Geriatricians are increasingly seeking ways to measure not just how many years someone will live but how many healthy years, sometimes called healthspan. Here too, the evidence for Trump and Biden is favorable. The University of Connecticut’s Healthy Life Expectancy Calculator suggests (again, based on what’s publicly known) that Trump and Biden are likely to not only be alive, but in good health, for at least 10 years.
Neither is in perfect health. Both have had problems walking—Trump at West Point and Biden at the Air Force Academy, in incidents widely amplified by partisan media.

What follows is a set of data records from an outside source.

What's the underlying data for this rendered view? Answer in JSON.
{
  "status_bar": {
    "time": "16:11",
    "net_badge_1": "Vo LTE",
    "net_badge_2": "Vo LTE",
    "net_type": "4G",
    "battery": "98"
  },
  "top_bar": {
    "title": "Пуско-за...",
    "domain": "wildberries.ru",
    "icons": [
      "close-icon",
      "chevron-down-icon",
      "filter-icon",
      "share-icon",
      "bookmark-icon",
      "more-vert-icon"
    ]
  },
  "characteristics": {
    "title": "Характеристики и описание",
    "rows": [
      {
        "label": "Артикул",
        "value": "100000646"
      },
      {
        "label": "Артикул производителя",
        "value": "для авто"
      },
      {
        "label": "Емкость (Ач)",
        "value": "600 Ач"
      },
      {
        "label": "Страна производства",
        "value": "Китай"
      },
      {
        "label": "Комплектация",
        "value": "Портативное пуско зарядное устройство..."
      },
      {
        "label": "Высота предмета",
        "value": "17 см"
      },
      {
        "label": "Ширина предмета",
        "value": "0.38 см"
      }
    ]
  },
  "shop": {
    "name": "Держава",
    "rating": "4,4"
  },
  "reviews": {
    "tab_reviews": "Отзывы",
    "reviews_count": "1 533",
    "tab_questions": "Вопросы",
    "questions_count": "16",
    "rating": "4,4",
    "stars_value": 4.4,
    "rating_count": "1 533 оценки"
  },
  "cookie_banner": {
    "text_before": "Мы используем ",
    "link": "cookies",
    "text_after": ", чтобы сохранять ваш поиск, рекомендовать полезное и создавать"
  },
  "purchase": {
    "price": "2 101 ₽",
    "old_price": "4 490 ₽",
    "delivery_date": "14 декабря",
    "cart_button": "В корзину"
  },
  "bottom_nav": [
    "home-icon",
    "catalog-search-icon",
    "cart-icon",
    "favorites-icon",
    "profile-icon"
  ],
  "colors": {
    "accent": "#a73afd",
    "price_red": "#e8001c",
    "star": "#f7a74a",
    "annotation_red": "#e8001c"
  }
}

In 2019, a White House doctor gave Trump’s weight as 243 pounds, which would put his body-mass index just above the line for obesity. (He seems to have lost weight since.)
Despite speculation about the mental acuity of the two men, nothing in their publicly shared medical records suggests the doctors who evaluated them have concerns about cognitive function, Olshansky said.
Putting together all the known data, Olshansky said that Trump’s extra weight probably cancels out the benefit of his slightly younger age. But he estimates that Trump and Biden would likely have at least an 80% chance of completing their terms in good health, far better than voters think. He suggests voters worry less about the candidates’ ages and more about their values and policies.